Hi everyone,I just had an ultrasound test on my thyroid nodule and showed it to be 0.9 cm bigger than 2 years ago(2.1cm in 2005). I also had blood work done and my hormone are fine but the Thyroglobulin is 109, there are no antibodies. I am cheduled for FNB this Thursday. Does anyone know what that number 109 can mean?
Thanks
Ella
You would need to have your complete thyroid antibodies run to determine whether or not you have Hashi's.

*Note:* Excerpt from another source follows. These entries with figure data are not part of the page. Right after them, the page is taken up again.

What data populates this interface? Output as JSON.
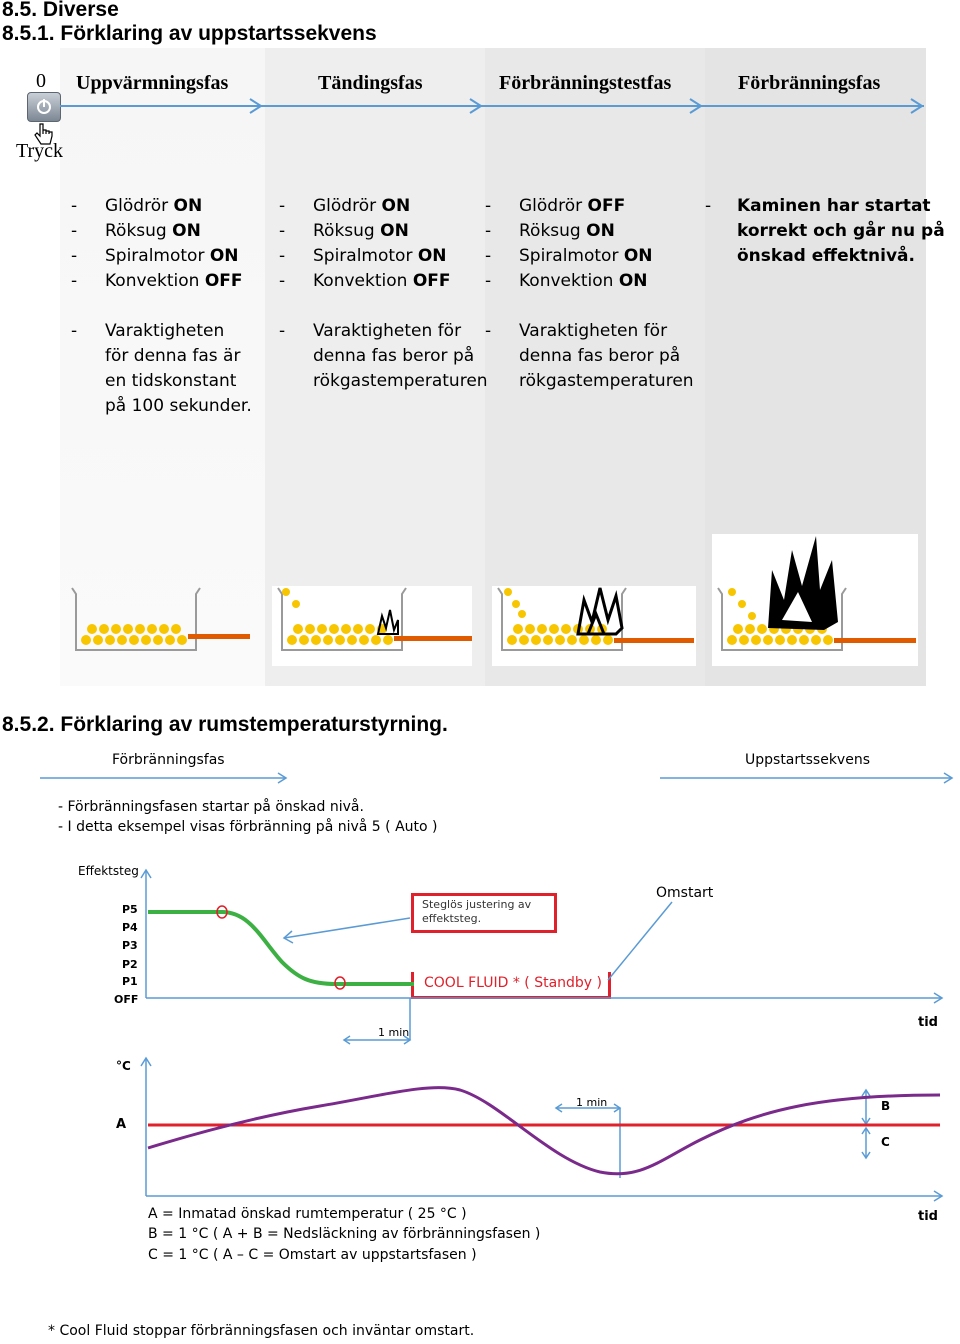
{
  "section": {
    "title": "8.5. Diverse",
    "subtitle": "8.5.1. Förklaring av uppstartssekvens",
    "subtitle2": "8.5.2. Förklaring av rumstemperaturstyrning."
  },
  "startup": {
    "button_label": "0",
    "press_label": "Tryck",
    "phases": [
      {
        "name": "Uppvärmningsfas",
        "items": [
          {
            "label": "Glödrör",
            "state": "ON"
          },
          {
            "label": "Röksug",
            "state": "ON"
          },
          {
            "label": "Spiralmotor",
            "state": "ON"
          },
          {
            "label": "Konvektion",
            "state": "OFF"
          }
        ],
        "duration": "Varaktigheten\nför denna fas är\nen tidskonstant\npå 100 sekunder."
      },
      {
        "name": "Tändingsfas",
        "items": [
          {
            "label": "Glödrör",
            "state": "ON"
          },
          {
            "label": "Röksug",
            "state": "ON"
          },
          {
            "label": "Spiralmotor",
            "state": "ON"
          },
          {
            "label": "Konvektion",
            "state": "OFF"
          }
        ],
        "duration": "Varaktigheten för\ndenna fas beror på\nrökgastemperaturen"
      },
      {
        "name": "Förbränningstestfas",
        "items": [
          {
            "label": "Glödrör",
            "state": "OFF"
          },
          {
            "label": "Röksug",
            "state": "ON"
          },
          {
            "label": "Spiralmotor",
            "state": "ON"
          },
          {
            "label": "Konvektion",
            "state": "ON"
          }
        ],
        "duration": "Varaktigheten för\ndenna fas beror på\nrökgastemperaturen"
      },
      {
        "name": "Förbränningsfas",
        "final_text": "Kaminen har startat\nkorrekt och går nu på\nönskad effektnivå."
      }
    ],
    "dash": "-"
  },
  "room": {
    "phase_left": "Förbränningsfas",
    "phase_right": "Uppstartssekvens",
    "note1": "- Förbränningsfasen startar på önskad nivå.",
    "note2": "- I detta eksempel visas förbränning på nivå 5 ( Auto )",
    "axis_top_label": "Effektsteg",
    "levels": [
      "P5",
      "P4",
      "P3",
      "P2",
      "P1",
      "OFF"
    ],
    "stepless": "Steglös justering av\neffektsteg.",
    "coolfluid": "COOL FLUID * ( Standby )",
    "restart": "Omstart",
    "one_min_a": "1 min",
    "one_min_b": "1 min",
    "tid_a": "tid",
    "tid_b": "tid",
    "temp_axis_label": "°C",
    "a_label": "A",
    "b_label": "B",
    "c_label": "C",
    "legend_a": "A = Inmatad önskad rumtemperatur ( 25 °C )",
    "legend_b": "B = 1 °C ( A + B = Nedsläckning av förbränningsfasen )",
    "legend_c": "C = 1 °C ( A – C = Omstart av uppstartsfasen )",
    "footnote": "* Cool Fluid stoppar förbränningsfasen och inväntar omstart."
  },
  "colors": {
    "arrow_blue": "#5a9bd5",
    "green": "#3cb043",
    "red": "#e0202a",
    "purple": "#7a2a8a",
    "pellet": "#f7c600",
    "tube": "#e05a00",
    "col_grey": "#efefef"
  }
}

The TgAB is only an antibody for thyroglobulin.
Cheryl
If you are a thyroid cancer survivor, they mean one thing.
If you are a thyroid patient in the process of looking for a diagnosis and treatment, they mean something else altogether.
You have a goiter, and are trying to get treatment, yes?
If that is the case, then it means you have thyroglobulin, which you need to produce thyroid hormones, and you have thyroglobulin antibodies, at a very low level.
As 898 points out, the TGab test you had may or may not be acurate, and the TGab test results are very low, meaning they will not likely give you a lot of trouble.
But, it is a positive test for antibodies. The antibody titer may fall over the next year, and test negative at a later date. The antibody titer may climb, and start to harm your thyroid one day.
If the TGab goes high enough, it will start to affect your Thyroglobulin, and you will make fewer hormones.
Right now, today, the test results are a little disapointing, but not a major problem.
If you are a cancer survivor, then TGab at any level is bad, because it will mess up the Thyroglobulin test. Thyroglobulin is produced by any thyroid cell, whether it is healthy or cancerous. When doctors are screening cancer patients for risidual undetected cancer after a total thyroidectomy, they run a thyroglobulin test and hope to see as small a result number as possible. I don't remember the number they look for, but it is very low, like 1.0 or less. If there is TGab present, it makes the TG test result suspect, and it is assumed the test is not trustworthy.
I apologize if any of the last paragraph is inacurate or upsets anyone. I am not well versed on thyroid cancer, and do not mean to give out bad information.
Thyroglobulin (Tg) *is* the cancer marker (for papillary and follicular) and, if you didn't have Tg antibodies, having your Tg level that high would indicate recurrence after treatment. *HOWEVER* - having the antibodies makes the Tg test so unreliable that it's unusable for the marker.
http://www.labtestsonline.org/understanding/analytes/thyroglobulin/test.html
However, *If* you were a thyroid cancer patient and your Tg was that high - regardless of antibodies - they would order RAI just to see if there was a recurrence.